Newsletter #145: August, 2017
© Chris Harris. All rights reserved.
In Honour of Those Who Lost
In the fires of 2017
This is my 145th monthly photographic Newsletter; the beginning of my 13th year without missing a single month! Enjoy.
Our goal at the Chris Harris Gallery is to share photographic adventures and inspire others in the creative process. Please share this Newsletter with friends. We appreciate your interest and continued support for my work.
The story behind this Newsletter
As a photographer, I have always admired those photo-journalists who choose to do their work on the front lines of war, or who cover natural disasters such as earthquakes and floods in order to remind us of our human condition and fragility. In this newsletter I find myself as a photographer covering such a disaster.
As a result of sharing my personal wildfire evacuation story in my photographic Newsletter # 144, I received a Facebook invitation from a local gentleman named John Forman, who invited me to photograph his home that he had just lost to the wildfire. It was in that home that he and his wife Linda had spent 26 years bringing up their family. I felt honoured and somewhat humbled. I accepted and communicated with John to get directions to his property.
This is the story of my experience; of first photographing their home, and then having the pleasure of meeting the very warm, friendly, and welcoming Forman family in person.
The journey along the Forman’s driveway
With directions and camera gear, I drove to the Formans’ property. Accustomed as I am to searching for the beauty in the natural landscape, I had no idea how I would respond to this assignment.
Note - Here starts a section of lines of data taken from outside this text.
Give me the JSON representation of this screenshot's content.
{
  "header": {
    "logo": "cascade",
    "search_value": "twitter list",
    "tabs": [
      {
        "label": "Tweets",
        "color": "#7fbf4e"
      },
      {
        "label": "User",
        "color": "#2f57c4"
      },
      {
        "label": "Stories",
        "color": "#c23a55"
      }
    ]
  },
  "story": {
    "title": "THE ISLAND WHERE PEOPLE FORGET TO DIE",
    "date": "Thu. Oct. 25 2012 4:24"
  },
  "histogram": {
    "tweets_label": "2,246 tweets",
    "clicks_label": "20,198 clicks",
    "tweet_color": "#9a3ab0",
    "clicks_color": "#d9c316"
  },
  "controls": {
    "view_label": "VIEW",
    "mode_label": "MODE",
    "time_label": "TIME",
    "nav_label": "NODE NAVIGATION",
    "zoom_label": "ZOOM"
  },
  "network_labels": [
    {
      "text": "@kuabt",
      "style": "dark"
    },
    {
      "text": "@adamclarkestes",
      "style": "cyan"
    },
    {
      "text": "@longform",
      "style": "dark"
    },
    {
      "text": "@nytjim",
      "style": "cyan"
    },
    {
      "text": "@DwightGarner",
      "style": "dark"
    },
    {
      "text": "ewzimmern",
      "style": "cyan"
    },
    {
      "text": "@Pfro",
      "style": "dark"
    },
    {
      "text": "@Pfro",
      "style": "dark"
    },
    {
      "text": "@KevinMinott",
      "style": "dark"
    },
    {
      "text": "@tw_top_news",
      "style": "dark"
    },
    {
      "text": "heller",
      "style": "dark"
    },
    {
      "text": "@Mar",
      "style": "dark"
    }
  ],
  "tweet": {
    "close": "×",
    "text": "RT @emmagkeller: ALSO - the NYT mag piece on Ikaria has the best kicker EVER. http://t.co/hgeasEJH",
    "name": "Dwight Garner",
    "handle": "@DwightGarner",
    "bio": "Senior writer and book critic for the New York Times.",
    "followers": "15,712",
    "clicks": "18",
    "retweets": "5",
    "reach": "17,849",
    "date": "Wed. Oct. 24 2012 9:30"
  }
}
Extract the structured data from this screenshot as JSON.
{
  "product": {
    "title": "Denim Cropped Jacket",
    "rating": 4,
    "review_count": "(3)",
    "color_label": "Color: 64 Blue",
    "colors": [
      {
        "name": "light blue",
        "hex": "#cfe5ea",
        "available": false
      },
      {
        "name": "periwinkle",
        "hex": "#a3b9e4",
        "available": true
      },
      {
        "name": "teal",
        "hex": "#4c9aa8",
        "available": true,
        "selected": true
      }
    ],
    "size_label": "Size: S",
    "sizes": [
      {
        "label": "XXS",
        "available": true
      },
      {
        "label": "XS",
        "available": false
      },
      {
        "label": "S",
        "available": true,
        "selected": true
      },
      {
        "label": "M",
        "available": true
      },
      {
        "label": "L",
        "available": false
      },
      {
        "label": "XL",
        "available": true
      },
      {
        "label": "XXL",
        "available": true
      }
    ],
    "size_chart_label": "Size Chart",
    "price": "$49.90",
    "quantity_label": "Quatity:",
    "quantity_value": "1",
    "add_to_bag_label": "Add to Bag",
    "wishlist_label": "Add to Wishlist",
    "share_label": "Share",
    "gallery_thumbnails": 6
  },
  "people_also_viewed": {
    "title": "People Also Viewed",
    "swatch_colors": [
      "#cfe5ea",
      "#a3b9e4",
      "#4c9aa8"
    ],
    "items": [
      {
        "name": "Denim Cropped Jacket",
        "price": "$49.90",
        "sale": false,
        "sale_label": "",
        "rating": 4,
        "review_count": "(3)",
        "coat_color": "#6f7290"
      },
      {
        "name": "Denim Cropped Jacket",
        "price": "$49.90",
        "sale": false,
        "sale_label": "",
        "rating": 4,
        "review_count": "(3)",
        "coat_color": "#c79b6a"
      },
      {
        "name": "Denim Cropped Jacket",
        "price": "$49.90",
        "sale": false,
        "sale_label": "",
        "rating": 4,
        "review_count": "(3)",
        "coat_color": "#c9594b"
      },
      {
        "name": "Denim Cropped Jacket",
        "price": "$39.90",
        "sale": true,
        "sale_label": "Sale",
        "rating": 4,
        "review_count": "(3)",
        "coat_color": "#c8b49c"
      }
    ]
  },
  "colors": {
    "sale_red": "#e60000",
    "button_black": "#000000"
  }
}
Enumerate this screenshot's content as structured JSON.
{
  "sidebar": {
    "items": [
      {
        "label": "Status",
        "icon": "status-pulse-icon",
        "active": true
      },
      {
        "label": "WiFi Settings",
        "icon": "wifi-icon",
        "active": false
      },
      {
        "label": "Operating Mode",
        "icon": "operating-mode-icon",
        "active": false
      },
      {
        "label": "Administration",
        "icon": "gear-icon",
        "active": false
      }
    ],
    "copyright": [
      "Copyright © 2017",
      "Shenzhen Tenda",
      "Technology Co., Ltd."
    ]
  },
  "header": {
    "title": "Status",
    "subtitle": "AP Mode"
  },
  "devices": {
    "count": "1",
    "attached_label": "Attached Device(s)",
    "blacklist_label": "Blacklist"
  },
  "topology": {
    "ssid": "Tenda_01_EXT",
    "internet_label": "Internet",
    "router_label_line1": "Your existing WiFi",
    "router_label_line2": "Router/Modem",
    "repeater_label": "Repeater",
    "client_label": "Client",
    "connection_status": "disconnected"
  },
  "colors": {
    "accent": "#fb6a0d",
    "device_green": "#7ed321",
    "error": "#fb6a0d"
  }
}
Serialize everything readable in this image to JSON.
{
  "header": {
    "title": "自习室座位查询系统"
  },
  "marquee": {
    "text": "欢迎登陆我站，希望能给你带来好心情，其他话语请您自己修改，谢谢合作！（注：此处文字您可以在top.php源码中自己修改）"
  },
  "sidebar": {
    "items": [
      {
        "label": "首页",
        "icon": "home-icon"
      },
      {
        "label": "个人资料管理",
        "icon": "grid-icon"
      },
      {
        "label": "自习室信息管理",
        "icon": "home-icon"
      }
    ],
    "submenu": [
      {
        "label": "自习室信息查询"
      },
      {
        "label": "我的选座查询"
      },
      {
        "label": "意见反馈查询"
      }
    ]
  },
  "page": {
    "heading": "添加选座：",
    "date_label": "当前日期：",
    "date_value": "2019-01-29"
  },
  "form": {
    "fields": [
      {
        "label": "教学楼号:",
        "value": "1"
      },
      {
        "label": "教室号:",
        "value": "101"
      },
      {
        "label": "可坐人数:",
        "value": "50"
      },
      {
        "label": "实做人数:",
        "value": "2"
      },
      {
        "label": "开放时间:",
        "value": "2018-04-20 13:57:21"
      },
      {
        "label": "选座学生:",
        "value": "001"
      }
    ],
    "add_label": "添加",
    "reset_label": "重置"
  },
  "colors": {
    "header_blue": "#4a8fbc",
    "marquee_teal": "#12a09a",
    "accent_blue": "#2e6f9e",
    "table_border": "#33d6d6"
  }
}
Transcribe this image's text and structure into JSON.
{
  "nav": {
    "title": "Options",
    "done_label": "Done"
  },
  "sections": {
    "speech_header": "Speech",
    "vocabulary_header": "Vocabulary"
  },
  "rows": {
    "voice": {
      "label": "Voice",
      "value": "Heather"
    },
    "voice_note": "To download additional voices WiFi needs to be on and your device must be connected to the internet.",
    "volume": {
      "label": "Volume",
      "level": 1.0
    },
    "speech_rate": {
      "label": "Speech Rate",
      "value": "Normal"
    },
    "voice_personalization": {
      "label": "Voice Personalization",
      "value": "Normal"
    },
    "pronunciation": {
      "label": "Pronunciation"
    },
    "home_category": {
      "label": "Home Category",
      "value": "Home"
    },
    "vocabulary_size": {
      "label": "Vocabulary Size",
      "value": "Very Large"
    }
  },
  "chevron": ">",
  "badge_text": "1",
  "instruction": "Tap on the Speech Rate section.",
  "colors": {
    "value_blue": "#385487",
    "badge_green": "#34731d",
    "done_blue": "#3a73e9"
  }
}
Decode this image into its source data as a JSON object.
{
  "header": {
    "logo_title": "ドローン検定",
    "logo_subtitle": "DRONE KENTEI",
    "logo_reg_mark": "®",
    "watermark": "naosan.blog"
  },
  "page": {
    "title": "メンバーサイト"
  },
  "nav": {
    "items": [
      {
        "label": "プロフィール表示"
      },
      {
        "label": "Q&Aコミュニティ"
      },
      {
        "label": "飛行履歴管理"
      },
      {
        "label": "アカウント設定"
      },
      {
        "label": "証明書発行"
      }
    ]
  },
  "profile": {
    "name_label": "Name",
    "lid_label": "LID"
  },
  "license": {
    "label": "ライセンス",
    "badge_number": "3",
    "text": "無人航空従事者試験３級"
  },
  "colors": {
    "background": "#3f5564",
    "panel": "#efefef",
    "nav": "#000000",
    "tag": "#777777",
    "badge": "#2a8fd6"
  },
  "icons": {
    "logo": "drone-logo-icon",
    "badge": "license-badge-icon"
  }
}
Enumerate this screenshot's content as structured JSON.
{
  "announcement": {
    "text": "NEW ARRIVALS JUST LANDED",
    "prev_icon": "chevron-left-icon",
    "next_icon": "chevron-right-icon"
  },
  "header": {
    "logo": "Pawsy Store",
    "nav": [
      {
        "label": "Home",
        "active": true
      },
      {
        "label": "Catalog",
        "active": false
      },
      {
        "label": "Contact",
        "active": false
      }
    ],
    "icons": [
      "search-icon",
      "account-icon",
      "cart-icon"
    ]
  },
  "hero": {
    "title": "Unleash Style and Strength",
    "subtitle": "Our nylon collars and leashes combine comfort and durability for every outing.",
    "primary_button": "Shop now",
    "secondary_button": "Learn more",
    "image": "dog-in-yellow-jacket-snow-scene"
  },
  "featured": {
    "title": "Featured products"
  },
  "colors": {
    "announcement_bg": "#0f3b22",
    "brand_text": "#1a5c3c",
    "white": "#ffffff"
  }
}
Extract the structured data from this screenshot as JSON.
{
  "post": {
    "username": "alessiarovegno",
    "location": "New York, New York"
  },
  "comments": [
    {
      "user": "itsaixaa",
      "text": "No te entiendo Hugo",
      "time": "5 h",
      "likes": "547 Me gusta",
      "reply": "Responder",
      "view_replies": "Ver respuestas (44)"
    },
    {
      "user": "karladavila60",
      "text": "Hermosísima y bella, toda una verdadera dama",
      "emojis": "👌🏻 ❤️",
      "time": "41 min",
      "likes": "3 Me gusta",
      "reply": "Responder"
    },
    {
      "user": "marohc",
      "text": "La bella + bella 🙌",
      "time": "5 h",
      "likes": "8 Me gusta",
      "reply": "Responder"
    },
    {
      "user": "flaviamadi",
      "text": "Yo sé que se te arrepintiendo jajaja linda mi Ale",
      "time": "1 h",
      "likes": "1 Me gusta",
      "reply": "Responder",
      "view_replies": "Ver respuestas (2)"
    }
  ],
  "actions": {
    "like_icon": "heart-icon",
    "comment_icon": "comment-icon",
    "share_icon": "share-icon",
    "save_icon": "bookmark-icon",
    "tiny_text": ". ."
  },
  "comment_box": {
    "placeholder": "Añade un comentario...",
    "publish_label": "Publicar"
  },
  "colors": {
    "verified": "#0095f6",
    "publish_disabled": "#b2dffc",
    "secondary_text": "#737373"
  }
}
I felt emotionally charged as I slowly drove up their driveway, thinking of how they must have felt when they first drove to their home after hearing it had burned. The scarred landscape evoked deep thought.
How I approached my assignment, photographically
At first, I entered without a camera
Without my camera, I entered the property respectfully. My approach to photographing this story was important to me. As I walked about the property, I listened to my emotional response, making notes as I went.
The heaping remains of the main house, which I thought was the main story, was pulling me toward it. I quickly realized, however, that the main story was a human story, not the house.
In preparation for a family gathering
John later told me he put this wood here a few days before the wildfire. It never burned.
Family garden patch
Linda’s favourite place to sit in the garden
Not knowing the Formans, my walk around the property provided me with an insight into their family life; children, possibly grandchildren, family activities, and hobbies. Small details such as a fork, a pop can, a melted garden hose, and a pair of plyers provided smaller paragraphs to the unfolding family story. The smell of smoke added to the emotional journey I was on.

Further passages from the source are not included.